I've been looking forwards to this blog post - today we're going to look at how I actually got into writing, the spectacular idea known as Nanowrimo - National Novel Writing Month.
If you're interested in writing, you may already have heard of it, and possibly have dismissed it as a waste of time. If you haven't heard of it, I'll explain what it is. The basic concept of Nanowrimo is to write a novel, from first word until last, in a month. You can come into it with notes and plans, or a blank notebook, but on the first of the month you start writing, and by the end of the month, you've got something that didn't exist before, an entire story that you have created.

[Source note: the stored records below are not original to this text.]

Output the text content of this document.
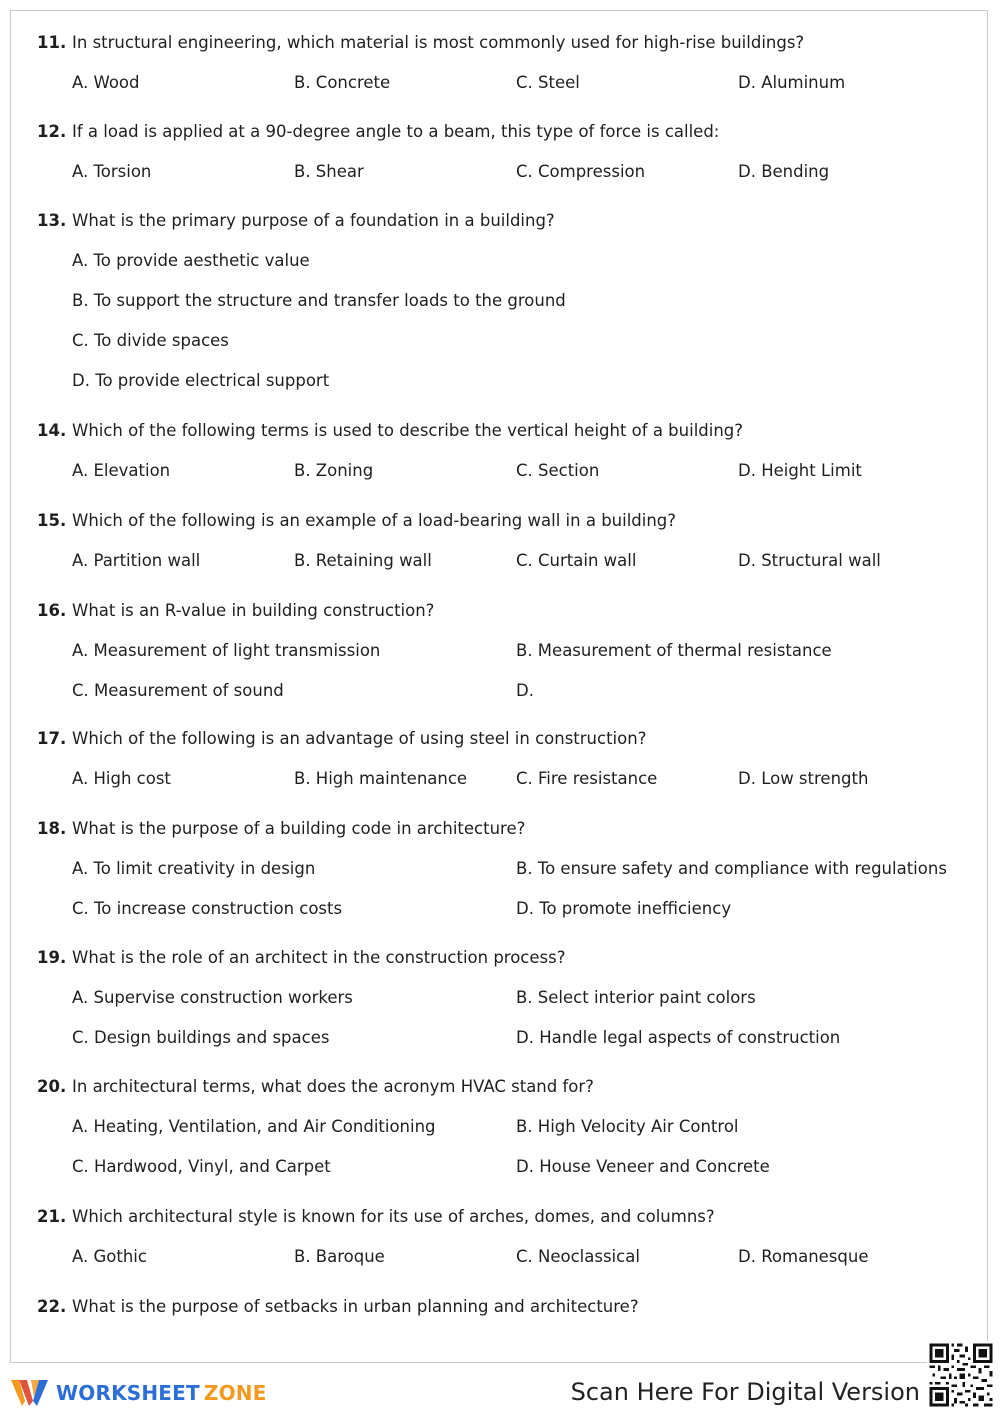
11. In structural engineering, which material is most commonly used for high-rise buildings?
A. Wood	B. Concrete	C. Steel	D. Aluminum
12. If a load is applied at a 90-degree angle to a beam, this type of force is called:
A. Torsion	B. Shear	C. Compression	D. Bending
13. What is the primary purpose of a foundation in a building?
A. To provide aesthetic value
B. To support the structure and transfer loads to the ground
C. To divide spaces
D. To provide electrical support
14. Which of the following terms is used to describe the vertical height of a building?
A. Elevation	B. Zoning	C. Section	D. Height Limit
15. Which of the following is an example of a load-bearing wall in a building?
A. Partition wall	B. Retaining wall	C. Curtain wall	D. Structural wall
16. What is an R-value in building construction?
A. Measurement of light transmission	B. Measurement of thermal resistance
C. Measurement of sound	D.
17. Which of the following is an advantage of using steel in construction?
A. High cost	B. High maintenance	C. Fire resistance	D. Low strength
18. What is the purpose of a building code in architecture?
A. To limit creativity in design	B. To ensure safety and compliance with regulations
C. To increase construction costs	D. To promote inefficiency
19. What is the role of an architect in the construction process?
A. Supervise construction workers	B. Select interior paint colors
C. Design buildings and spaces	D. Handle legal aspects of construction
20. In architectural terms, what does the acronym HVAC stand for?
A. Heating, Ventilation, and Air Conditioning	B. High Velocity Air Control
C. Hardwood, Vinyl, and Carpet	D. House Veneer and Concrete
21. Which architectural style is known for its use of arches, domes, and columns?
A. Gothic	B. Baroque	C. Neoclassical	D. Romanesque
22. What is the purpose of setbacks in urban planning and architecture?
WORKSHEET ZONE	Scan Here For Digital Version
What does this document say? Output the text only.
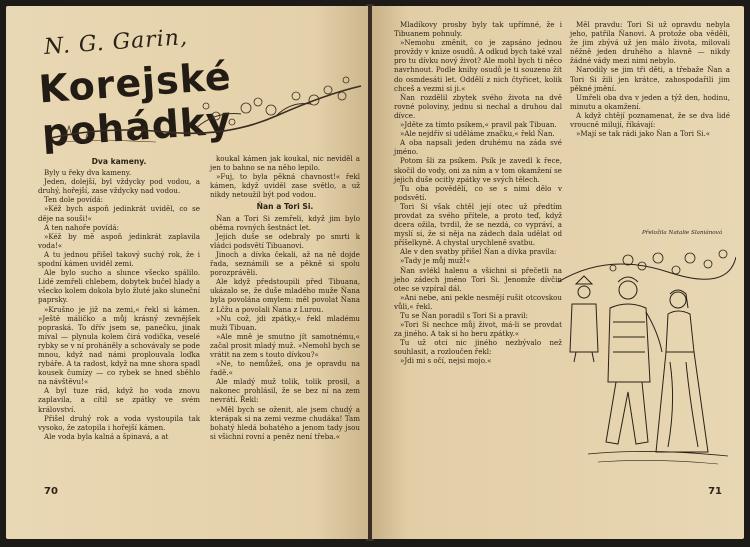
N. G. Garin,
Korejské pohádky
Dva kameny.

Byly u řeky dva kameny.

Jeden, dolejší, byl vždycky pod vodou, a druhý, hořejší, zase vždycky nad vodou.

Ten dole povídá:

»Kéž bych aspoň jedinkrát uviděl, co se děje na souši!«

A ten nahoře povídá:

»Kéž by mě aspoň jedinkrát zaplavila voda!«

A tu jednou přišel takový suchý rok, že i spodní kámen uviděl zemi.

Ale bylo sucho a slunce všecko spálilo. Lidé zemřeli chlebem, dobytek bučel hlady a všecko kolem dokola bylo žluté jako sluneční paprsky.

»Krušno je již na zemi,« řekl si kámen. »Ještě máličko a můj krásný zevnějšek popraská. To dřív jsem se, panečku, jinak míval — plynula kolem čirá vodička, veselé rybky se v ní proháněly a schovávaly se pode mnou, když nad námi proplouvala loďka rybáře. A ta radost, když na mne shora spadl kousek čumízy — co rybek se hned sběhlo na návštěvu!«

A byl tuze rád, když ho voda znovu zaplavila, a cítil se zpátky ve svém království.

Přišel druhý rok a voda vystoupila tak vysoko, že zatopila i hořejší kámen.

Ale voda byla kalná a špinavá, a at

koukal kámen jak koukal, nic neviděl a jen to bahno se na něho lepilo.

»Fuj, to byla pěkná chavnost!« řekl kámen, když uviděl zase světlo, a už nikdy netoužil být pod vodou.

Ňan a Tori Si.

Ňan a Tori Si zemřeli, když jim bylo oběma rovných šestnáct let.

Jejich duše se odebraly po smrti k vládci podsvětí Tibuanovi.

Jinoch a dívka čekali, až na ně dojde řada, seznámili se a pěkně si spolu porozprávěli.

Ale když předstoupili před Tibuana, ukázalo se, že duše mladého muže Ňana byla povolána omylem: měl povolat Ňana z Lčžu a povolali Ňana z Lurou.

»Nu což, jdi zpátky,« řekl mladému muži Tibuan.

»Ale mně je smutno jít samotnému,« začal prosit mladý muž. »Nemohl bych se vrátit na zem s touto dívkou?«

»Ne, to nemůžeš, ona je opravdu na řadě.«

Ale mladý muž tolik, tolik prosil, a nakonec prohlásil, že se bez ní na zem nevrátí. Řekl:

»Měl bych se oženit, ale jsem chudý a kterápak si na zemi vezme chudáka! Tam bohatý hledá bohatého a jenom tady jsou si všichni rovní a peněz není třeba.«

70

Mladíkovy prosby byly tak upřímné, že i Tibuanem pohnuly.

»Nemohu změnit, co je zapsáno jednou provždy v knize osudů. A odkud bych také vzal pro tu dívku nový život? Ale mohl bych ti něco navrhnout. Podle knihy osudů je ti souzeno žít do osmdesáti let. Oddělí z nich čtyřicet, kolik chceš a vezmi si ji.«

Ňan rozdělil zbytek svého života na dvě rovné poloviny, jednu si nechal a druhou dal dívce.

»Jděte za tímto psíkem,« pravil pak Tibuan.

»Ale nejdřív si uděláme značku,« řekl Ňan.

A oba napsali jeden druhému na záda své jméno.

Potom šli za psíkem. Psík je zavedl k řece, skočil do vody, oni za ním a v tom okamžení se jejich duše ocitly zpátky ve svých tělech.

Tu oba povědělí, co se s nimi dělo v podsvětí.

Tori Si však chtěl její otec už předtím provdat za svého přítele, a proto teď, když dcera ožila, tvrdil, že se nezdá, co vypráví, a myslí si, že si něja na zádech dala udělat od příšelkyně. A chystal urychleně svatbu.

Ale v den svatby přišel Ňan a dívka pravila:

»Tady je můj muž!«

Ňan svlékl halenu a všichni si přečetli na jeho zádech jméno Tori Si. Jenomže dívčin otec se vzpíral dál.

»Ani nebe, ani pekle nesmějí rušit otcovskou vůli,« řekl.

Tu se Ňan poradil s Tori Si a pravil:

»Tori Si nechce můj život, má-li se provdat za jiného. A tak si ho beru zpátky.«

Tu už otci nic jiného nezbývalo než souhlasit, a rozloučen řekl:

»Jdi mi s očí, nejsi mojo.«

Měl pravdu: Tori Si už opravdu nebyla jeho, patřila Ňanovi. A protože oba věděli, že jim zbývá už jen málo života, milovali něžně jeden druhého a hlavně — nikdy žádné vády mezi nimi nebylo.

Narodily se jim tři děti, a třebaže Ňan a Tori Si žili jen krátce, zahospodařili jim pěkné jmění.

Umřeli oba dva v jeden a týž den, hodinu, minutu a okamžení.

A když chtějí poznamenat, že se dva lidé vroucně milují, říkávají:

»Mají se tak rádi jako Ňan a Tori Si.«

Přeložila Natalie Slaniánová
71
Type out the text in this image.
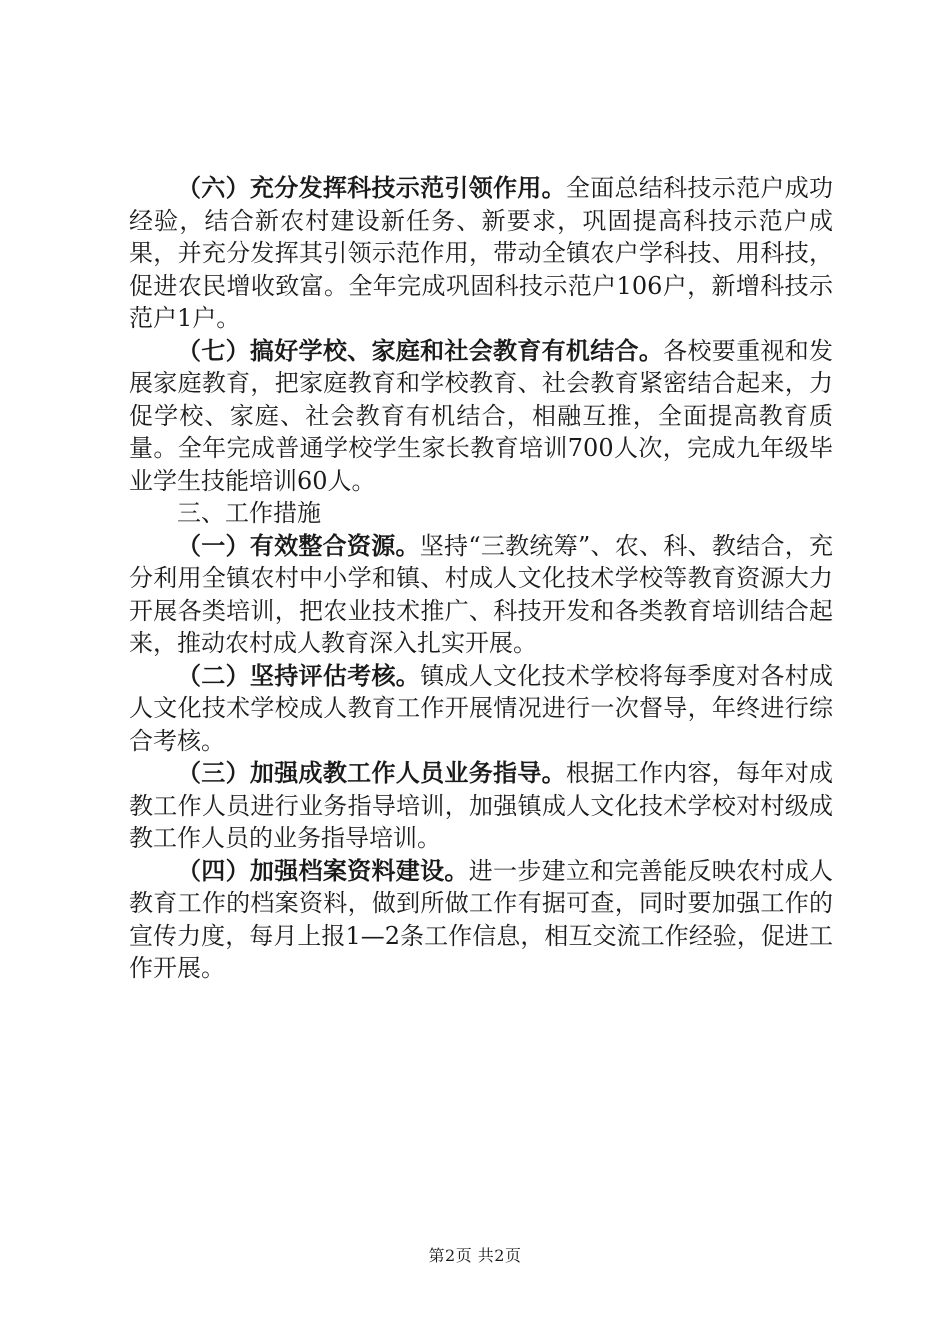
（六）充分发挥科技示范引领作用。全面总结科技示范户成功经验，结合新农村建设新任务、新要求，巩固提高科技示范户成果，并充分发挥其引领示范作用，带动全镇农户学科技、用科技，促进农民增收致富。全年完成巩固科技示范户106户，新增科技示范户1户。

（七）搞好学校、家庭和社会教育有机结合。各校要重视和发展家庭教育，把家庭教育和学校教育、社会教育紧密结合起来，力促学校、家庭、社会教育有机结合，相融互推，全面提高教育质量。全年完成普通学校学生家长教育培训700人次，完成九年级毕业学生技能培训60人。

三、工作措施

（一）有效整合资源。坚持“三教统筹”、农、科、教结合，充分利用全镇农村中小学和镇、村成人文化技术学校等教育资源大力开展各类培训，把农业技术推广、科技开发和各类教育培训结合起来，推动农村成人教育深入扎实开展。

（二）坚持评估考核。镇成人文化技术学校将每季度对各村成人文化技术学校成人教育工作开展情况进行一次督导，年终进行综合考核。

（三）加强成教工作人员业务指导。根据工作内容，每年对成教工作人员进行业务指导培训，加强镇成人文化技术学校对村级成教工作人员的业务指导培训。

（四）加强档案资料建设。进一步建立和完善能反映农村成人教育工作的档案资料，做到所做工作有据可查，同时要加强工作的宣传力度，每月上报1—2条工作信息，相互交流工作经验，促进工作开展。

第2页 共2页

Sounds great right? Well, Nanowrimo runs in November, and the recommended word count is 50,000 words. So that means that every day for a month, you have to write 1,667 words. Now, this might seem like a lot, but it doesn't end have to be. Even if you don't reach the goal, you've still created words that wouldn't have existed before.
There is a supportive forum, with groups for different genres and methods of writing. There are also places full of memes to make you laugh, and places you can ask for help if you are stuck on plots, ideas, character names, or need more information. It's a really welcoming atmosphere, and knowing all these people are writing with you is fantastic.
November might be a long time to wait though, so you can look into doing "Camp Nano", in July, which is set out as summer camp - you're put into cabins, where there are up to 12 other people (writing in your genre, of your age, those you select, or just random people) so that you can talk together. The main nano forums are also active then, if not as busy as they are in November.
There's one other special feature about Camp Nano - you can pick your own word goal, between 10,000 words, and 1,000,000 words. You can decide for yourself how many words you want to write a day, between 300 and 30,000.
So what do you write?
The short answer is anything that you would like to. The slightly longer answer is that whilst Nanowrimo was initially set up to allow you to write a novel, you could write whatever you wanted - an autobiography, a series of short stories, or whatever else you need to get down on paper.
I started Nanowrimo six years ago, and at the end of it each year, I've had a rough start. It wasn't always a good piece of writing, but it existed, and I could use it to create the basis of something better, redrafting and editing and creating something that I am actually proud of.
Best of luck with it, and good luck with writing! It's definitely a good thing to try!